John hangs up the phone.
Paralyzed by his predicament, he sits in one of the plastic deck chairs, with the beer cooler resting at his feet, and watches through binoculars for the black Chevy Blazer to descend from Hollenbachs’.
The kitchen clock ticks loudly behind him. Mutt endlessly stalks a woodchuck at the upper edge of Nobies’ pasture. The sun slowly heads for the horizon. John gets drunker. His thoughts fragment. Waylon, the dead girl, the money, Obadiah Cornish, Moira’s leaving him—each, alone, is horrible to consider. Their combined weight is staggering.
He thinks about Ira and Molly Hollenbach’s murder, how the police had questioned about everyone in the area, including John, who’d ever heard Ira brag that hidden in his house was a safe containing over twenty years’ worth of undeclared profits from the quarry and farm that Ira would retire on. Like most of the county’s populace, John theorized that being a blowhard is what got Ira killed. He figured that whoever had cut up Molly to get Ira to open that safe was so enraged at discovering its piddling contents he’d slit both their throats. Now, though, he wonders if Ira really had been loaded and the money John has found was his. But why would the robber have hauled it all the way up to the quarry and buried it? And why would he have left it there for five years?

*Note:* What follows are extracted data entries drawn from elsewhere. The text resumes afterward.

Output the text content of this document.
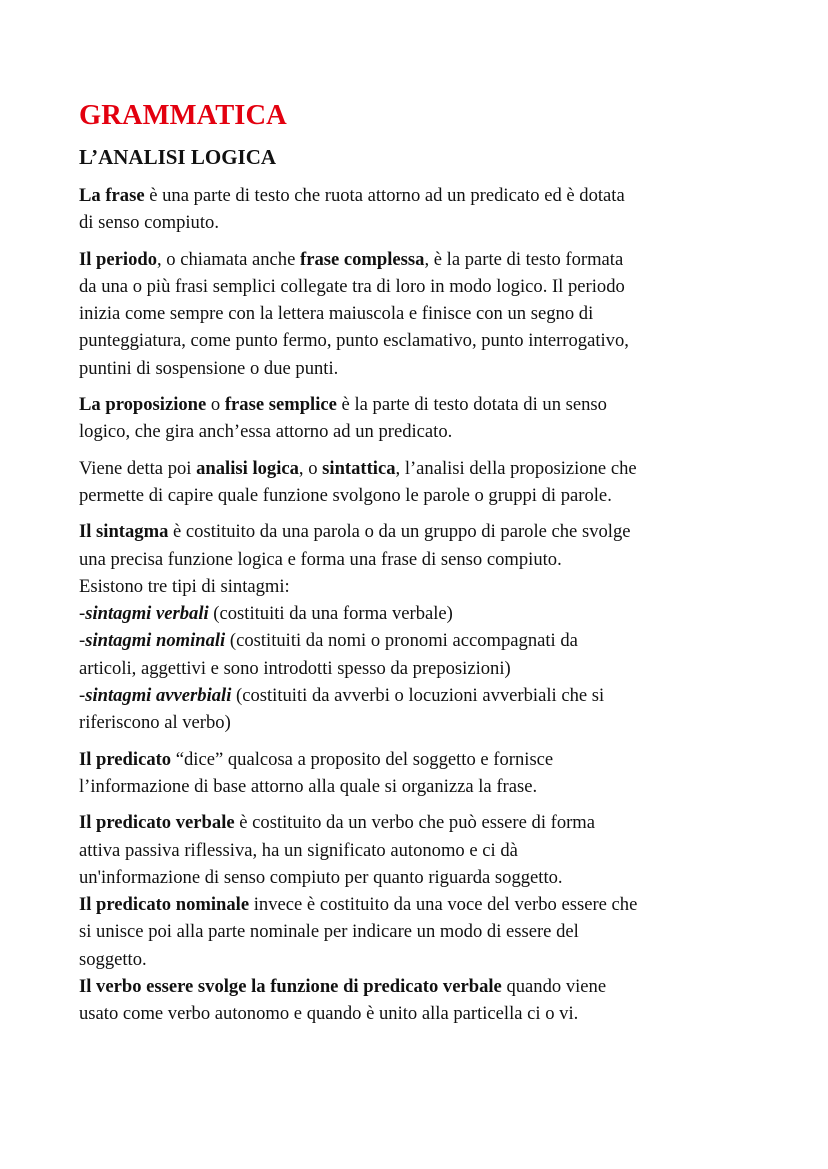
GRAMMATICA
L’ANALISI LOGICA
La frase è una parte di testo che ruota attorno ad un predicato ed è dotata
di senso compiuto.
Il periodo, o chiamata anche frase complessa, è la parte di testo formata
da una o più frasi semplici collegate tra di loro in modo logico. Il periodo
inizia come sempre con la lettera maiuscola e finisce con un segno di
punteggiatura, come punto fermo, punto esclamativo, punto interrogativo,
puntini di sospensione o due punti.
La proposizione o frase semplice è la parte di testo dotata di un senso
logico, che gira anch’essa attorno ad un predicato.
Viene detta poi analisi logica, o sintattica, l’analisi della proposizione che
permette di capire quale funzione svolgono le parole o gruppi di parole.
Il sintagma è costituito da una parola o da un gruppo di parole che svolge
una precisa funzione logica e forma una frase di senso compiuto.
Esistono tre tipi di sintagmi:
-sintagmi verbali (costituiti da una forma verbale)
-sintagmi nominali (costituiti da nomi o pronomi accompagnati da
articoli, aggettivi e sono introdotti spesso da preposizioni)
-sintagmi avverbiali (costituiti da avverbi o locuzioni avverbiali che si
riferiscono al verbo)
Il predicato “dice” qualcosa a proposito del soggetto e fornisce
l’informazione di base attorno alla quale si organizza la frase.
Il predicato verbale è costituito da un verbo che può essere di forma
attiva passiva riflessiva, ha un significato autonomo e ci dà
un'informazione di senso compiuto per quanto riguarda soggetto.
Il predicato nominale invece è costituito da una voce del verbo essere che
si unisce poi alla parte nominale per indicare un modo di essere del
soggetto.
Il verbo essere svolge la funzione di predicato verbale quando viene
usato come verbo autonomo e quando è unito alla particella ci o vi.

Through the glare of the late-afternoon sun, he follows the slow descent of the black Chevy Blazer. A quarter mile above Nobies’, it passes by the treeline on that side of the hill and disappears. Why was it up there so long? wonders John. Did he—or they—find the deer carcass? Maybe even the girl’s body? If so, now what? John remembers how, in front of Puffy’s, Waylon and Obadiah Cornish had suddenly changed their minds about crossing the street in front of a police car. Could one—or both of them—be wanted by the law? The phone’s ring makes him jump. He knocks a half-filled beer bottle onto the deck.